We have to decide if we want to be a world-class industry that can compete with the rest of the world or be also-rans.
This is something our Kiwi friends are very good at.
They know where they want to be and know how to get there, with government in the loop.
Read the Horizon 2020 report, a good document (Produced in 2013 with funding from Dairy Australia, the Geoffrey Gardiner Foundation, and ADF).
Right now, we are in the bottom left corner of the strengths and weaknesses axis, exactly where the document said we would be if our leaders did nothing and we kept going as we were.
It’s now crunch time for this industry.
MG and Fonterra Australia have to merge for the good of both New Zealand and Australian farmers and their respective industries.
Both are, after all, co-ops.
The question for the whole of the Australian industry and Australian government is what will it take and how do we convince Fonterra to let go of its Australian business so it can merge with MG for the good of both nations and industries?

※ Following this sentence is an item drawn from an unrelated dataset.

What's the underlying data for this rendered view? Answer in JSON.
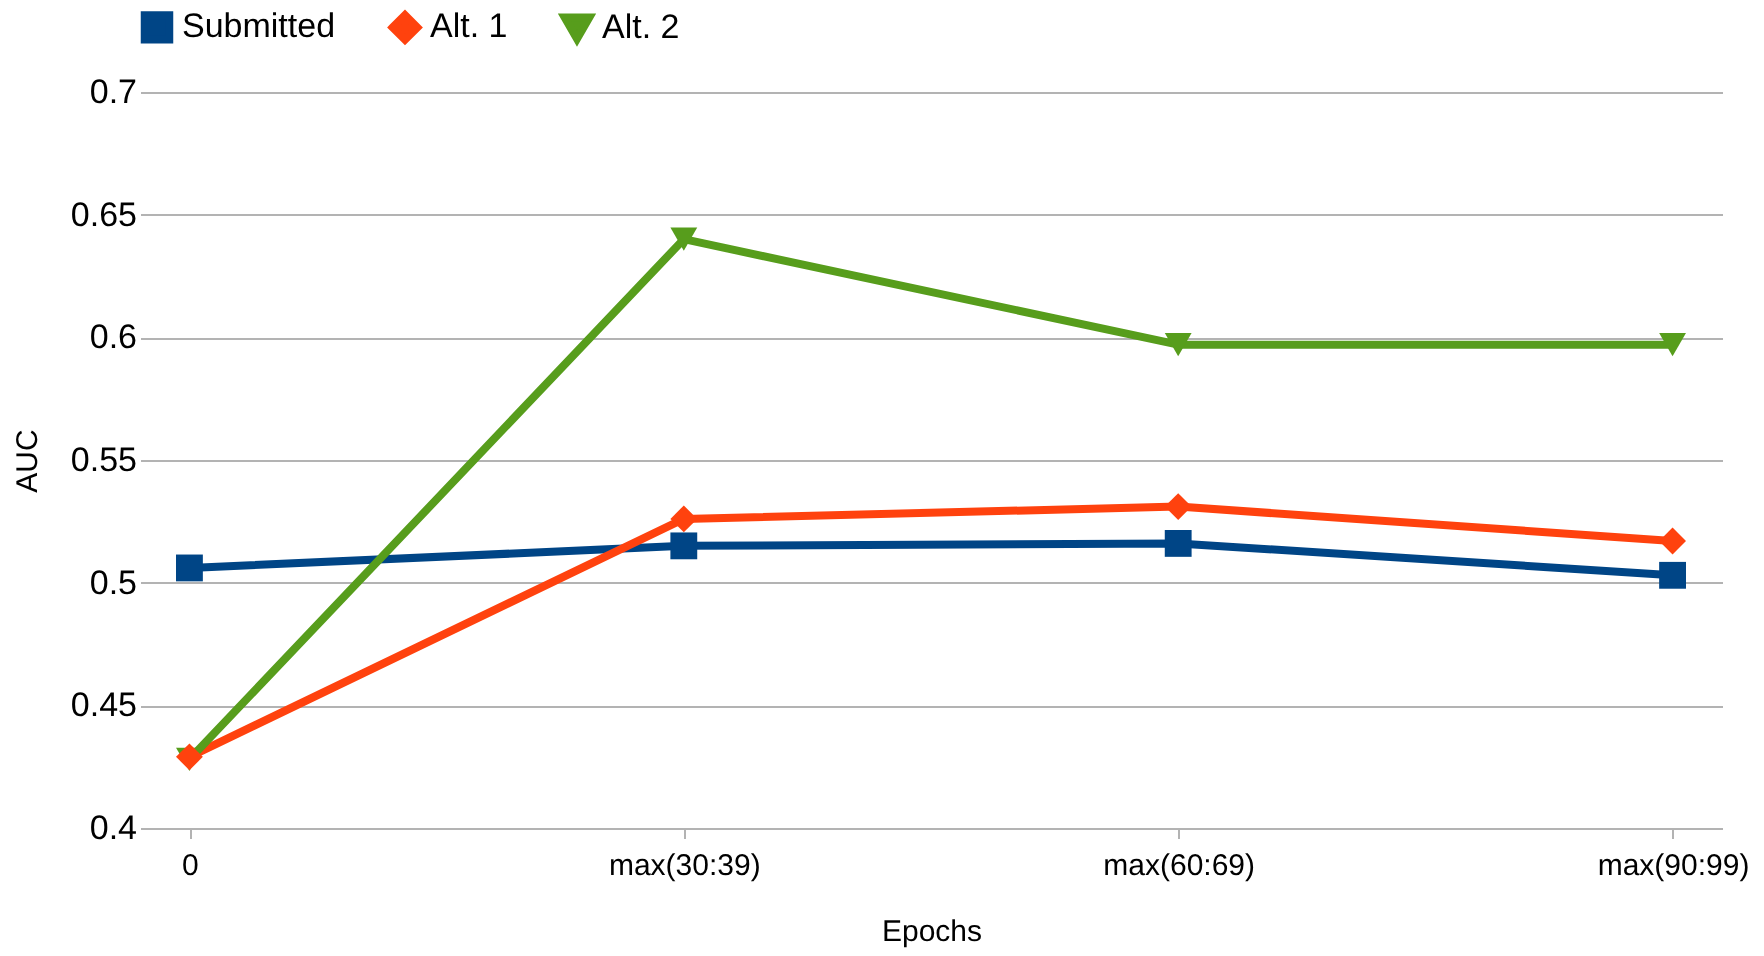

This has to happen. That is the challenge for the ADF and the Australian industry as a whole.
Do we want to shape the future of our industry or will we allow our competitors to do it for us?
Are we mature enough as farmers, and as an industry, to have the conversation and engage with New Zealand as a whole?
It’s going to be a tough conversation but, in reality, much more important that any free trade deal we are likely to negotiate.
Can we put our prejudices and biases to one side long enough to have the debate or do we hide behind the mask of the government that will never allow it to happen?
If we are to have this debate, we should be discussing this at the next UDV conference.
If, after this discussion, we decide that there is no need for a large Australian owned co-op to act as the foundation of this industry long term, so be it.
At least we have had the discussion and are informed.
Berhnard Lubitz is a dairy farmer from Gippsland and MG supplier.